The following information and images concern some trace fossils (= tracks and trails left behind by the activities of various ancient animals) that my students and I found during the many decades that I taught my undergraduate and graduate paleontology classes, as well as  my field-mapping classes.

An unnamed feeding-trail? trace fossil in a slab of rock (10 inches length) consisting of metamorphosed muddy silstone. Early Cambrian age, Inyo Mountains, eastern California. 

Side view of Gyrolithes sp., a spiral trace fossil that reminds me of an "automobile spring" about 4.5 inches tall, in mudstone of the Eocene Cozy Dell Shale, Ventura County, Sespe Creek, southern California. Gyrolites burrows, like this one, are  probably the result of  activity of a decapod crustacean. This trace fossil is typically found in ocean waters largely unaffected by storms.



The next two views are of meniscate burrows from Miocene lacustrine-fluvial deposits in the Miocene non-marine Diligencia Formation, Orocopia Mountains, Riverside Coutny, southern California (see Squires and Advocate, 1984, for more information).


Side view of meniscate burrows. A U.S.A. quarter coin is used for scale.

Top view of another slab with meniscate burrows from the Miocene lacustrine-fluvial deposits in the Miocene non-marine Diligencia Formation, Orocopia Mountains, Riverside County, southern California. 



Top view of a large (about 10 inches diameter) circular-trace fossil in  fine-grained sandstone. Locally unknown. This specimen was displayed in my paleontology-classroom for decades (hopefully the specimen is still there). Many geologists have seen it, but, so far, no has been able to assign an ichnogenus name to it. 
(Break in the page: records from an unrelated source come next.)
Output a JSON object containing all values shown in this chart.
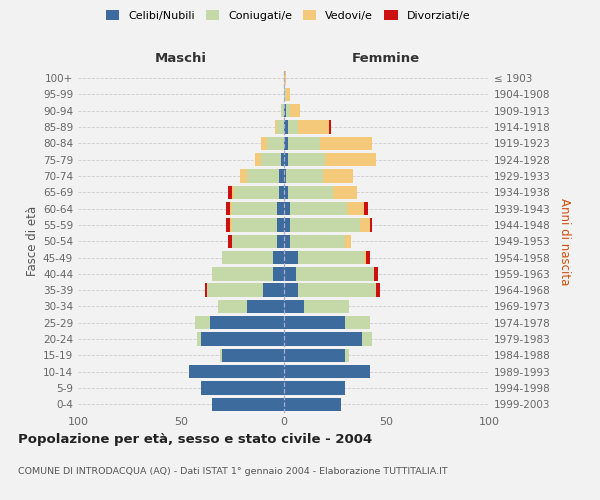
{
  "age_groups": [
    "0-4",
    "5-9",
    "10-14",
    "15-19",
    "20-24",
    "25-29",
    "30-34",
    "35-39",
    "40-44",
    "45-49",
    "50-54",
    "55-59",
    "60-64",
    "65-69",
    "70-74",
    "75-79",
    "80-84",
    "85-89",
    "90-94",
    "95-99",
    "100+"
  ],
  "birth_years": [
    "1999-2003",
    "1994-1998",
    "1989-1993",
    "1984-1988",
    "1979-1983",
    "1974-1978",
    "1969-1973",
    "1964-1968",
    "1959-1963",
    "1954-1958",
    "1949-1953",
    "1944-1948",
    "1939-1943",
    "1934-1938",
    "1929-1933",
    "1924-1928",
    "1919-1923",
    "1914-1918",
    "1909-1913",
    "1904-1908",
    "≤ 1903"
  ],
  "colors": {
    "celibi": "#3d6b9e",
    "coniugati": "#c5d9a8",
    "vedovi": "#f5c97a",
    "divorziati": "#cc1111"
  },
  "males": {
    "celibi": [
      35,
      40,
      46,
      30,
      40,
      36,
      18,
      10,
      5,
      5,
      3,
      3,
      3,
      2,
      2,
      1,
      0,
      0,
      0,
      0,
      0
    ],
    "coniugati": [
      0,
      0,
      0,
      1,
      2,
      7,
      14,
      27,
      30,
      25,
      22,
      22,
      22,
      22,
      16,
      10,
      8,
      3,
      1,
      0,
      0
    ],
    "vedovi": [
      0,
      0,
      0,
      0,
      0,
      0,
      0,
      0,
      0,
      0,
      0,
      1,
      1,
      1,
      3,
      3,
      3,
      1,
      0,
      0,
      0
    ],
    "divorziati": [
      0,
      0,
      0,
      0,
      0,
      0,
      0,
      1,
      0,
      0,
      2,
      2,
      2,
      2,
      0,
      0,
      0,
      0,
      0,
      0,
      0
    ]
  },
  "females": {
    "celibi": [
      28,
      30,
      42,
      30,
      38,
      30,
      10,
      7,
      6,
      7,
      3,
      3,
      3,
      2,
      1,
      2,
      2,
      2,
      1,
      0,
      0
    ],
    "coniugati": [
      0,
      0,
      0,
      2,
      5,
      12,
      22,
      38,
      38,
      32,
      27,
      34,
      28,
      22,
      18,
      18,
      16,
      5,
      2,
      1,
      0
    ],
    "vedovi": [
      0,
      0,
      0,
      0,
      0,
      0,
      0,
      0,
      0,
      1,
      3,
      5,
      8,
      12,
      15,
      25,
      25,
      15,
      5,
      2,
      1
    ],
    "divorziati": [
      0,
      0,
      0,
      0,
      0,
      0,
      0,
      2,
      2,
      2,
      0,
      1,
      2,
      0,
      0,
      0,
      0,
      1,
      0,
      0,
      0
    ]
  },
  "title": "Popolazione per età, sesso e stato civile - 2004",
  "subtitle": "COMUNE DI INTRODACQUA (AQ) - Dati ISTAT 1° gennaio 2004 - Elaborazione TUTTITALIA.IT",
  "xlabel_left": "Maschi",
  "xlabel_right": "Femmine",
  "ylabel_left": "Fasce di età",
  "ylabel_right": "Anni di nascita",
  "xlim": 100,
  "legend_labels": [
    "Celibi/Nubili",
    "Coniugati/e",
    "Vedovi/e",
    "Divorziati/e"
  ],
  "bg_color": "#f2f2f2"
}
Note: If you are interested in seeing some additional trace fossils that I have shown earlier, check out my blog post on Rusophycus, August 29, 2014. Especially interesting in that post are my images of a plaster cast of a Cambrian trilobite nestled inside of its resting/feeding? “burrow.”


Reference Cited:

Squires, R.L. & D.M. Advocate. 1984. Meniscate burrows from Miocene lacustrine-fluvial deposits, Diligencia Formation, Orocopia Mountains, southern California. Journal of Paleontology 58(2):593-597, figs. 1-2.